Friday, December 01, 2006


(News-Herald, November 30)Humans love to make stuff up. We spend about 80% of our lives making stuff up and then acting as if that made-up stuff is Really Important.
I’m not just talking about silly garbage that you can catch on cable channels like E or in magazines like People, where millions of people convince themselves that the color of Britney’s boots qualifies as Real Important.
We create objects, make up customs, invent a variety of activities that we invest with great amounts of time, care, and worry. I don’t think it’s simply a matter of distracting ourselves with stupid stuff like brand name t-shirts.
No, I think we humans have an interest in something larger, better, more infinite. I think we are repeatedly drawn to that 20% of life that is Something True, but we can’t quite figure out how to get there. So we make widgets.
We make widgets because we believe that the widgets, somehow, open up a door to what is real and true and important.
Sports are a widget, a big useless endeavor that has no deep and lasting value. Yet, somehow, in the middle of some of the strain and sweat, we can find something true about human strength and spirit and effort. Music is another widget, a pattern of sound that can beautiful and moving or cold, heartless plastic.
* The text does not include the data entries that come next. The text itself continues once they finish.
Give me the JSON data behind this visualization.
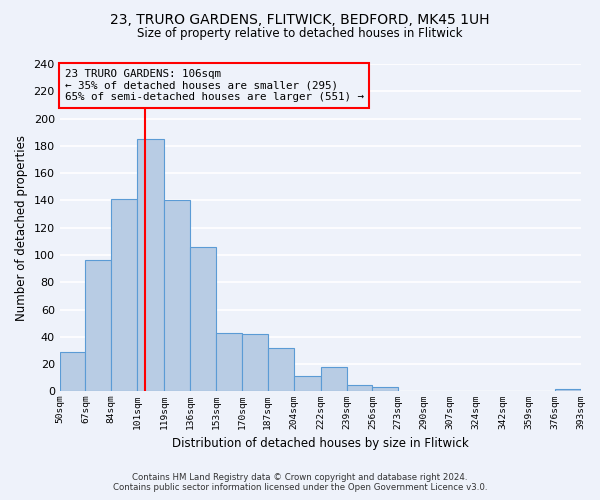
{
  "title": "23, TRURO GARDENS, FLITWICK, BEDFORD, MK45 1UH",
  "subtitle": "Size of property relative to detached houses in Flitwick",
  "xlabel": "Distribution of detached houses by size in Flitwick",
  "ylabel": "Number of detached properties",
  "bar_color": "#b8cce4",
  "bar_edge_color": "#5b9bd5",
  "vline_x": 106,
  "vline_color": "red",
  "annotation_lines": [
    "23 TRURO GARDENS: 106sqm",
    "← 35% of detached houses are smaller (295)",
    "65% of semi-detached houses are larger (551) →"
  ],
  "annotation_box_edge": "red",
  "bins": [
    50,
    67,
    84,
    101,
    119,
    136,
    153,
    170,
    187,
    204,
    222,
    239,
    256,
    273,
    290,
    307,
    324,
    342,
    359,
    376,
    393
  ],
  "counts": [
    29,
    96,
    141,
    185,
    140,
    106,
    43,
    42,
    32,
    11,
    18,
    5,
    3,
    0,
    0,
    0,
    0,
    0,
    0,
    2
  ],
  "ylim": [
    0,
    240
  ],
  "yticks": [
    0,
    20,
    40,
    60,
    80,
    100,
    120,
    140,
    160,
    180,
    200,
    220,
    240
  ],
  "tick_labels": [
    "50sqm",
    "67sqm",
    "84sqm",
    "101sqm",
    "119sqm",
    "136sqm",
    "153sqm",
    "170sqm",
    "187sqm",
    "204sqm",
    "222sqm",
    "239sqm",
    "256sqm",
    "273sqm",
    "290sqm",
    "307sqm",
    "324sqm",
    "342sqm",
    "359sqm",
    "376sqm",
    "393sqm"
  ],
  "footer_line1": "Contains HM Land Registry data © Crown copyright and database right 2024.",
  "footer_line2": "Contains public sector information licensed under the Open Government Licence v3.0.",
  "background_color": "#eef2fa"
}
We keep at that widget because there is something in it about beauty and humanity.
Money is a widget, a made-up construct that for some comes close to the truth because it opens a door on power and control. Even religion can be a widget, human beings’ made-up way to get closer to the truth of God.
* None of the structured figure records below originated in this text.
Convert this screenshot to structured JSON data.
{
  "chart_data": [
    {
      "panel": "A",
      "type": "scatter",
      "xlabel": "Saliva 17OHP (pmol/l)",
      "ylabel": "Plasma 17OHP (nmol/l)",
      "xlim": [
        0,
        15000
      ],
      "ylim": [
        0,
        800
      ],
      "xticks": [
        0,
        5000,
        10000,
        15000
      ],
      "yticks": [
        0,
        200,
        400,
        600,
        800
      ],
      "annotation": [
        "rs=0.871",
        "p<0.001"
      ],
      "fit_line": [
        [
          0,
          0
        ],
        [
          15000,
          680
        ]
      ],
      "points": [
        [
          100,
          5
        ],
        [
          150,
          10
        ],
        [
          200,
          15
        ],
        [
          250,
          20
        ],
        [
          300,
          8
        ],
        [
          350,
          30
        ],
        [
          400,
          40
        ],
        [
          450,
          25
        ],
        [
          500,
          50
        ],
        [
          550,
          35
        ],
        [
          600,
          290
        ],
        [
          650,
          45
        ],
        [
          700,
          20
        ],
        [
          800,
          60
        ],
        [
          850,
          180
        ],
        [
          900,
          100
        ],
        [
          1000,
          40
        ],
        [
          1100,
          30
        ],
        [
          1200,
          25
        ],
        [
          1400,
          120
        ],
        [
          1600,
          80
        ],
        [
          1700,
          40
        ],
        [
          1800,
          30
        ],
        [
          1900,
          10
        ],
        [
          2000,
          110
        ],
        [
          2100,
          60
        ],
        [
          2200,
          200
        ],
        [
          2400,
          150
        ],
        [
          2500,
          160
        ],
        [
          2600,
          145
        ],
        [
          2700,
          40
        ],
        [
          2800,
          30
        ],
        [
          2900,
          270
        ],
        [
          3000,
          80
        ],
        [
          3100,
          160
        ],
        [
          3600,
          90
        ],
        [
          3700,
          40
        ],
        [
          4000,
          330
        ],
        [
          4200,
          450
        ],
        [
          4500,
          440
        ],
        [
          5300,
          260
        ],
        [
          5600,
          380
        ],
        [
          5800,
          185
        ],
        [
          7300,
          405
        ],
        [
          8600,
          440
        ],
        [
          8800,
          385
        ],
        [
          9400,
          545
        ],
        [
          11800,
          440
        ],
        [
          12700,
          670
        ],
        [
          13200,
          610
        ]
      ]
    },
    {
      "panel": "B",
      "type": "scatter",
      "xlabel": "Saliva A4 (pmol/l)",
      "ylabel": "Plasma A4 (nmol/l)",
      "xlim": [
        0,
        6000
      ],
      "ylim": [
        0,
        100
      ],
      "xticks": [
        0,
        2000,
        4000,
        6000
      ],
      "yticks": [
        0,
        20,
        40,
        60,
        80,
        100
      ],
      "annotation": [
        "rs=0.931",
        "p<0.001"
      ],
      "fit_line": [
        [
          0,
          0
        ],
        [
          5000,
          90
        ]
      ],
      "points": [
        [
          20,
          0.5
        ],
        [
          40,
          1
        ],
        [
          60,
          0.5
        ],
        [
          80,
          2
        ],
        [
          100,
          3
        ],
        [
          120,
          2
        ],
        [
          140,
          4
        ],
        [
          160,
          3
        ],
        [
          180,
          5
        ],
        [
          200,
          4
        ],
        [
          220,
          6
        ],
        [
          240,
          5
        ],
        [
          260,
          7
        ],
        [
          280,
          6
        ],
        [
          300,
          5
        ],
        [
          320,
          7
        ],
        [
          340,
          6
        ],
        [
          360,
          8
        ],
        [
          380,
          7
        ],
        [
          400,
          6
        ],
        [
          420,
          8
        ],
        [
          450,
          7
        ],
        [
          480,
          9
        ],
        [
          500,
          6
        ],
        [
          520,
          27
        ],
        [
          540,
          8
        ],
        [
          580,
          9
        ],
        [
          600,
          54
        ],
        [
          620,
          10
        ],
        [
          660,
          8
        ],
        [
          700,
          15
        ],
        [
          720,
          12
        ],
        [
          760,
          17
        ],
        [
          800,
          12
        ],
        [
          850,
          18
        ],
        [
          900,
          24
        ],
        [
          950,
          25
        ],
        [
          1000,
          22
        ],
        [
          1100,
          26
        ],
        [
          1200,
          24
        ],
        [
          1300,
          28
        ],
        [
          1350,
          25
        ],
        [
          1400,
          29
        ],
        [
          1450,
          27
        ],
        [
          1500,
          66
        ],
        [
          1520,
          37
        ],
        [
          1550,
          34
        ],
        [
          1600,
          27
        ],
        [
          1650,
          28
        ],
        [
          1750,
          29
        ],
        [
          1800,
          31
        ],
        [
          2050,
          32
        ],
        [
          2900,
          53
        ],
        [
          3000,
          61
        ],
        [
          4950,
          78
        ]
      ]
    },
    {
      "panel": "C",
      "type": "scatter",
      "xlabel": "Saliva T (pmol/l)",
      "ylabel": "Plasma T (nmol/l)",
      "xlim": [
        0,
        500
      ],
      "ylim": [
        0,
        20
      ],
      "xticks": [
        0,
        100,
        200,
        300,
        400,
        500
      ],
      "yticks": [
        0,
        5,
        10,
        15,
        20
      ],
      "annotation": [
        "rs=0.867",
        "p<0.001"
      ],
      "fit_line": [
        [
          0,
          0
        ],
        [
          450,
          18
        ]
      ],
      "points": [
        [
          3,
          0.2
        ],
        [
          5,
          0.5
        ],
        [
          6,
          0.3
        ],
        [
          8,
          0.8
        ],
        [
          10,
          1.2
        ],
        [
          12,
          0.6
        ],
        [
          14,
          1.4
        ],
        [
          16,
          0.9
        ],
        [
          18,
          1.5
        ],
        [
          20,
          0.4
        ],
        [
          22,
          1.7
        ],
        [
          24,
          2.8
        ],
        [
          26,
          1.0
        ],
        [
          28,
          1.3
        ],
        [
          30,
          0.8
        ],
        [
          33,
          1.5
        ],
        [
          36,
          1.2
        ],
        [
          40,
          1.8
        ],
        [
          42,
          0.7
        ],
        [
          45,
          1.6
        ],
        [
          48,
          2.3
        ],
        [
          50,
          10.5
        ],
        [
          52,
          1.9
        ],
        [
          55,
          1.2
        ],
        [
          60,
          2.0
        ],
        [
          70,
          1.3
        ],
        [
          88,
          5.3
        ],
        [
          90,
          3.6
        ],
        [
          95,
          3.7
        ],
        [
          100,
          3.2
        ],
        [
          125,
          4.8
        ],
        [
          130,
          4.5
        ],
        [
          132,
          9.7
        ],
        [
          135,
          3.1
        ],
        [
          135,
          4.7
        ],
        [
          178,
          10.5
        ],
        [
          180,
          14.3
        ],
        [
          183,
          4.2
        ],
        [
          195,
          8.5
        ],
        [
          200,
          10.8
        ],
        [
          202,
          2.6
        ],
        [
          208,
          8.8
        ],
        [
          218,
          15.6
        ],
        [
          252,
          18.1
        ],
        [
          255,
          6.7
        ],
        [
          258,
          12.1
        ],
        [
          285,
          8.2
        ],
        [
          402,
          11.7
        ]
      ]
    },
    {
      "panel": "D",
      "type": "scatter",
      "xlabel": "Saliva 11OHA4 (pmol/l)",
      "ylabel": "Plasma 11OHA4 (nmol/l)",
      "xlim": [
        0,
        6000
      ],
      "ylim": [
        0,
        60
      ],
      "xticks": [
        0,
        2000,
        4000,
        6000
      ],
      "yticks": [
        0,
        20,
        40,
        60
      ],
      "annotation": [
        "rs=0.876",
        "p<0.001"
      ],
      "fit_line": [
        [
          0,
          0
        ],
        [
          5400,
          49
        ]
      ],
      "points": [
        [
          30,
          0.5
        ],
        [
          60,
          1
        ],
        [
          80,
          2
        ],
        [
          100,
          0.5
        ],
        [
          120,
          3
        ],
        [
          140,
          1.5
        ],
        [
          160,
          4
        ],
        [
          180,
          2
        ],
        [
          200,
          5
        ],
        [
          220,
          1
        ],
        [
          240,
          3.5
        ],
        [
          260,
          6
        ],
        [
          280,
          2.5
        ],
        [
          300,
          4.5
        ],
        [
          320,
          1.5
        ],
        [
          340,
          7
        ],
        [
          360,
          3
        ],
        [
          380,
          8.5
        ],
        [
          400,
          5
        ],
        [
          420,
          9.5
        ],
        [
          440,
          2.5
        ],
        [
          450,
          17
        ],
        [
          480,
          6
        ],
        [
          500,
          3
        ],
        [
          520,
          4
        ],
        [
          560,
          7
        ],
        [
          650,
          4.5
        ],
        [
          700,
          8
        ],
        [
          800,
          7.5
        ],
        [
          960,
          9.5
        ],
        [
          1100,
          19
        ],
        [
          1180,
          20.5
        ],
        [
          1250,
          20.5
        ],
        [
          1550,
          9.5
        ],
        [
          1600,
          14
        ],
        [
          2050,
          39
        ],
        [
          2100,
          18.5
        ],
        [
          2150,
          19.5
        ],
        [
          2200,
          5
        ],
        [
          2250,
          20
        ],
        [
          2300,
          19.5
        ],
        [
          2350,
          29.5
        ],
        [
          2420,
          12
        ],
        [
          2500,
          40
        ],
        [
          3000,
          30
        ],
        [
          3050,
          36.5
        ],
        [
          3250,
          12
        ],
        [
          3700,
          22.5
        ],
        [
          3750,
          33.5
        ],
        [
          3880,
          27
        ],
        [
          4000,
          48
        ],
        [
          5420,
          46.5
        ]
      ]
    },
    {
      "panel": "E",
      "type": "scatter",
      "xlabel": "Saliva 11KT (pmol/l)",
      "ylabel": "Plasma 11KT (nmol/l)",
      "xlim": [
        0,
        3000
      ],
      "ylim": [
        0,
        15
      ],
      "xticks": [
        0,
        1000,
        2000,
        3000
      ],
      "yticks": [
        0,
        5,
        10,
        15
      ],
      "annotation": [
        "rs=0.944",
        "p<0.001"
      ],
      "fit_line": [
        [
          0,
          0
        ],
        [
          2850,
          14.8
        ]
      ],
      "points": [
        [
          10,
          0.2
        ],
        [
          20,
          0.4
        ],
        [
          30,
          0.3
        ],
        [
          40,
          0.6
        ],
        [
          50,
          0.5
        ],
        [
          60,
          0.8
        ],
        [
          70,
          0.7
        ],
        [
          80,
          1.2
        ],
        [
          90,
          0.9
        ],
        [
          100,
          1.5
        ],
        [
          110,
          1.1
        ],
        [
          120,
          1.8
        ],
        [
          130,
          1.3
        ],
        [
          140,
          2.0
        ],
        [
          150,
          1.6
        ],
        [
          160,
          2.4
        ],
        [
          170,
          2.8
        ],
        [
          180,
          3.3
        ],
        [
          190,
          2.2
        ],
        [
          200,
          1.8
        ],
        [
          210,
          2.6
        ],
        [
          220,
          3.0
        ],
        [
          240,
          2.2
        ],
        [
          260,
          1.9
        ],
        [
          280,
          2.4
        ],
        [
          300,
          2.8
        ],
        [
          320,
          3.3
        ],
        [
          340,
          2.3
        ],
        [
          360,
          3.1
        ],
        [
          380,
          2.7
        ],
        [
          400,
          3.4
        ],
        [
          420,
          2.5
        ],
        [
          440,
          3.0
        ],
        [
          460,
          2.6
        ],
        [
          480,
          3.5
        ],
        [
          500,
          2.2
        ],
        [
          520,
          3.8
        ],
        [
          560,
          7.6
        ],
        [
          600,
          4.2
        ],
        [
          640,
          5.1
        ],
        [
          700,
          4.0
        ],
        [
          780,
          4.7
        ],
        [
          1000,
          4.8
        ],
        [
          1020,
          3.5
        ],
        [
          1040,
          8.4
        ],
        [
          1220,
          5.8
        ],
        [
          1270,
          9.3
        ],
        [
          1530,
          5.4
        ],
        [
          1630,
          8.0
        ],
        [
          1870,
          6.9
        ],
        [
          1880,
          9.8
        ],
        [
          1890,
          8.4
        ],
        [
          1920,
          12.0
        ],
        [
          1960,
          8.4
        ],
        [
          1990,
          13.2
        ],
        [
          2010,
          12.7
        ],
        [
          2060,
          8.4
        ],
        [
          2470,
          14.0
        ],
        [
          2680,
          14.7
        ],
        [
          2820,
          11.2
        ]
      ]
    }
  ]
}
We love our widgets; we each have our set of widgets that we think are most important, and our own deep-held beliefs about how those widgets should be groomed and cared for and preserved. Lots of us lose sight of the true thing that the widget is supposed to lead us to, and we become pre-occupied with the widget itself. We become devoted to the made-up foolishness that we humans do so well. Once upon a time this was called idolatry; nowadays we call it addiction or obsession or commitment.
Human history is filled with stupid widget arguments. Can a woman be a priest? Should a king be allowed to divorce? Should native Americans be allowed to run casinos? And what about that designated hitter?
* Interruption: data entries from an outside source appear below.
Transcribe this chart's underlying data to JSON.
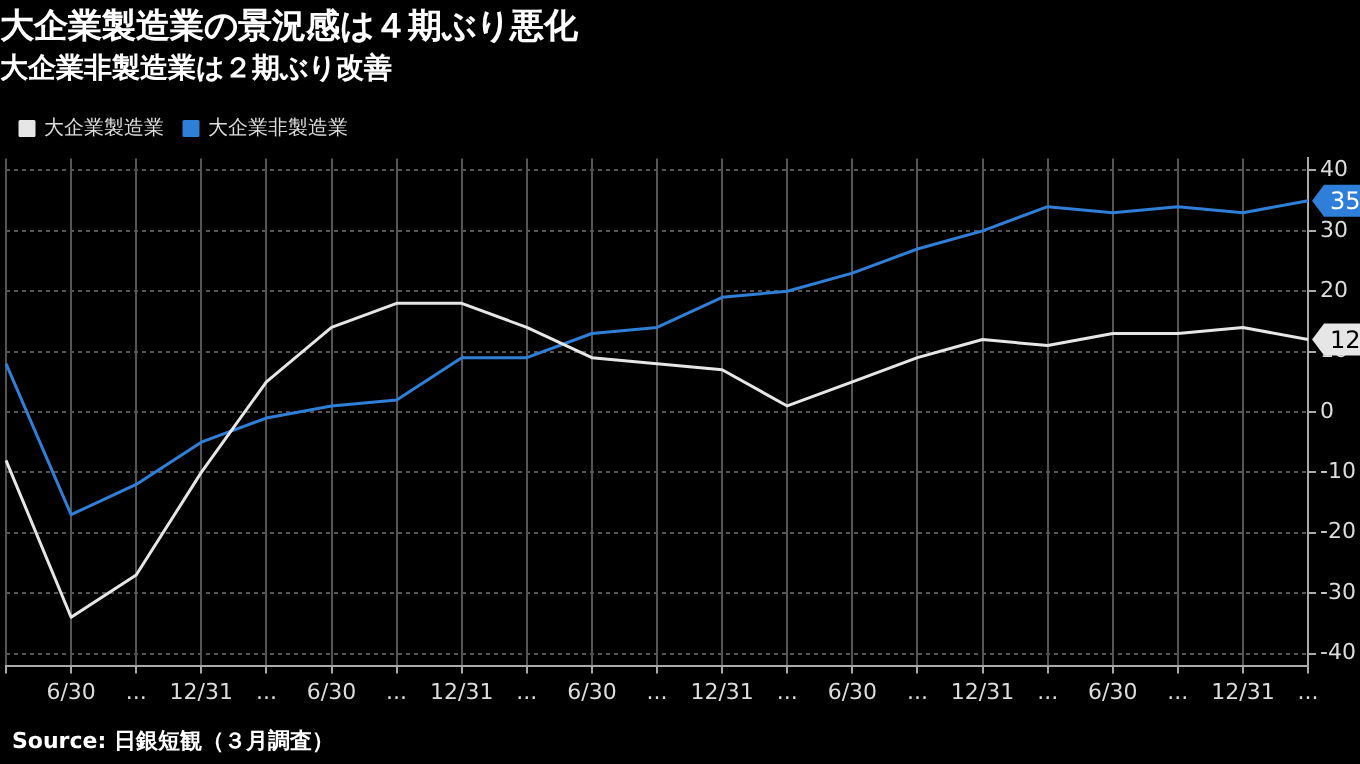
{
  "chart_data": {
    "type": "line",
    "title": "大企業製造業の景況感は４期ぶり悪化",
    "subtitle": "大企業非製造業は２期ぶり改善",
    "categories": [
      null,
      "6/30",
      "...",
      "12/31",
      "...",
      "6/30",
      "...",
      "12/31",
      "...",
      "6/30",
      "...",
      "12/31",
      "...",
      "6/30",
      "...",
      "12/31",
      "...",
      "6/30",
      "...",
      "12/31",
      "..."
    ],
    "series": [
      {
        "name": "大企業製造業",
        "color": "#e6e6e6",
        "values": [
          -8,
          -34,
          -27,
          -10,
          5,
          14,
          18,
          18,
          14,
          9,
          8,
          7,
          1,
          5,
          9,
          12,
          11,
          13,
          13,
          14,
          12
        ]
      },
      {
        "name": "大企業非製造業",
        "color": "#2f7fd8",
        "values": [
          8,
          -17,
          -12,
          -5,
          -1,
          1,
          2,
          9,
          9,
          13,
          14,
          19,
          20,
          23,
          27,
          30,
          34,
          33,
          34,
          33,
          35
        ]
      }
    ],
    "ylim": [
      -42,
      42
    ],
    "yticks": [
      -40,
      -30,
      -20,
      -10,
      0,
      10,
      20,
      30,
      40
    ],
    "grid": true,
    "legend": "top left",
    "marker": "none",
    "line_style": "solid",
    "annotations": [
      "12",
      "35",
      "Source: 日銀短観（３月調査）"
    ]
  }
}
There are times when events cut through the widget haze. After death or tragedy, people usually realize that a whole lot of things just aren’t important. Facing Really Bad stuff gives us great clarity, and we see the widgets for the artificial trivialities that they are.
But it never lasts. The clarity fades, the fog rolls in, and we get all excited about stupid stuff all over again.
It would be easy—and many have done it—to dismiss that 80% of human experience and activity, to say “It’s just a bunch of widgets. It’s stupid. I’m not going to pay attention at all.” And lots of people, many rather cynical and cranky, kick the table over and do so.
That’s where it gets tricky. Because behind every widget is a person who really believes in that widget. That person has invested some of their hearts and souls and spirit in the widget. The widget itself may well be stupid, fake, and artificial. It may be completely worthless. But the person who stands behind it is not.
Your three-year-old brings you a pie plate full of mud, announcing in a voice filled with pride and love that this is the world’s best apple pie. Now, you know a mud pie when you see one. But you take the pie, treat it like it’s made of gold, maybe even take a little muddy taste.
The pie has no value. It’s mud in a pie plate. But because that child has put heart and soul into it, you treat the pie with kindness and respect and love, because that’s how you want to treat the child.
Same thing with widgets.
Widgets are empty, hollow constructions, but we pour parts of our hearts and soul into that empty container, and it is impossible to smash the container without hurting the heart that some living person has poured into it.
So there is one of the great challenges of life—to not become so distracted and hoodwinked by the widgets that we waste our time on foolishness, and at the same time not to run roughshod over our fellow human beings. The greatest irony of all is that, sometimes, widgets, through no one’s intentions, are the best tool we have for touching each other.